Genfit affiche 9,6 M€ de chiffre d’affaires au T1 2026 grâce aux redevances d’Iqirvo
Genfit a généré 9,6 M€ de chiffre d’affaires au cours des trois premiers mois de 2026, provenant des redevances issues des ventes d’Iqirvo par Ipsen. Ce dénouement survient plus tôt que prévu : le premier jalon commercial de 20 millions de dollars a été déclenché dès fin 2025, à un an d'avance sur les prévisions initiales. Mais cette amélioration apparente occulte une réalité structurelle : la biotech française reste largement dépendante de l'exécution d'Ipsen et de futurs catalyseurs externes pour maintenir une viabilité financière au-delà de fin 2028.
La trésorerie de 136,1 millions d'euros, bien que supérieure au 31 mars 2025 (129,5 M€) et au 31 décembre 2025 (101,1 M€), s'appuie sur trois piliers : la continuation des ventes d'Ipsen, la réception prévue de futurs jalons commerciaux et l'exercice éventuel d'un troisième versement du financement par partage de redevances.
Premiers revenus significatifs, triplement de la base
Genfit a enregistré un chiffre d'affaires de 9,6 millions d'euros pour les trois premiers mois de 2026, contre 2,8 millions d'euros au premier trimestre 2025. Cette hausse provient exclusivement des redevances touchées sur les ventes d'Iqirvo par Ipsen, seul générateur de revenus actuellement opérationnel pour la biotech.

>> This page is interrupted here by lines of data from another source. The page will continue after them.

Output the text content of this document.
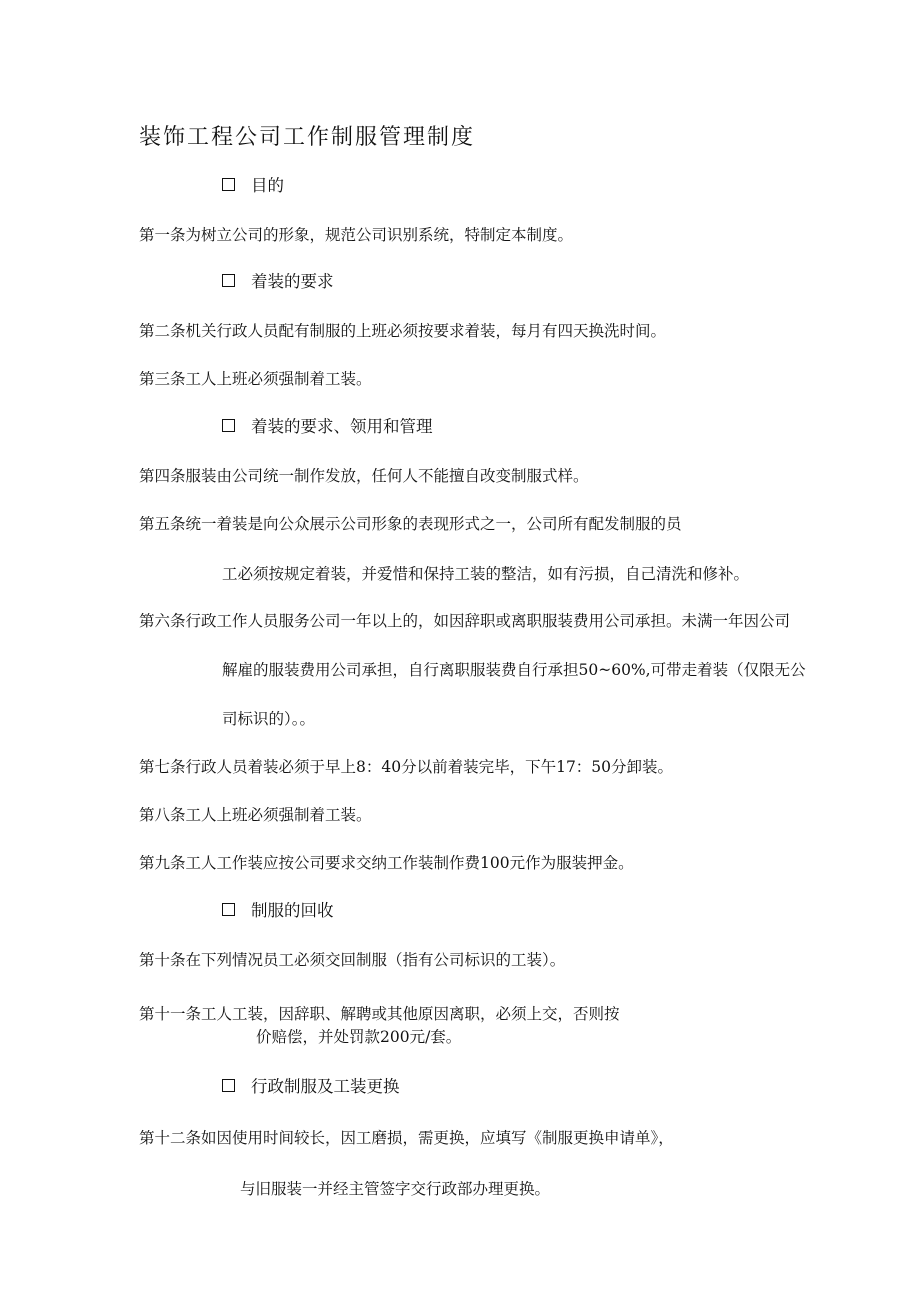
装饰工程公司工作制服管理制度
目的
第一条为树立公司的形象，规范公司识别系统，特制定本制度。
着装的要求
第二条机关行政人员配有制服的上班必须按要求着装，每月有四天换洗时间。
第三条工人上班必须强制着工装。
着装的要求、领用和管理
第四条服装由公司统一制作发放，任何人不能擅自改变制服式样。
第五条统一着装是向公众展示公司形象的表现形式之一，公司所有配发制服的员
工必须按规定着装，并爱惜和保持工装的整洁，如有污损，自己清洗和修补。
第六条行政工作人员服务公司一年以上的，如因辞职或离职服装费用公司承担。未满一年因公司
解雇的服装费用公司承担，自行离职服装费自行承担50~60%,可带走着装（仅限无公
司标识的）。。
第七条行政人员着装必须于早上8：40分以前着装完毕，下午17：50分卸装。
第八条工人上班必须强制着工装。
第九条工人工作装应按公司要求交纳工作装制作费100元作为服装押金。
制服的回收
第十条在下列情况员工必须交回制服（指有公司标识的工装）。
第十一条工人工装，因辞职、解聘或其他原因离职，必须上交，否则按
价赔偿，并处罚款200元/套。
行政制服及工装更换
第十二条如因使用时间较长，因工磨损，需更换，应填写《制服更换申请单》，
与旧服装一并经主管签字交行政部办理更换。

Les ventes nettes d'Iqirvo ont atteint 78,8 millions d'euros au premier trimestre 2026. Cette accélération s'explique par un nombre de patients plus élevé aux États-Unis et des lancements réussis dans plusieurs pays européens. En 2025, les ventes annuelles totales d'Iqirvo avaient atteint 208 millions de dollars, déclenchant le premier paiement d'étape commercial de 20 millions de dollars à Genfit.
Trésorerie renforcée par deux paiements, mais dépendante de conditions externes
La trésorerie et équivalents s'élèvent à 136,1 millions d'euros au 31 mars 2026, en progression de 6,6 millions d'euros par rapport au 31 mars 2025. Cette augmentation est alimentée par deux éléments reçus au premier trimestre 2026 : le premier jalon commercial de 17 millions d'euros (20 millions de dollars), ainsi qu'un deuxième versement de 30 millions d'euros au titre du financement par partage de redevances avec HCRx.
Cependant, Genfit précise que cette trésorerie, censée couvrir les dépenses opérationnelles et en capital au-delà de fin 2028, repose sur deux hypothèses critiques : la réception de futurs paiements d'étapes commerciaux significatifs selon l'accord avec Ipsen et l'atteinte par Ipsen des seuils de vente attendus. La société envisage également l'exercice éventuel d'une troisième tranche optionnelle du financement par partage de redevances.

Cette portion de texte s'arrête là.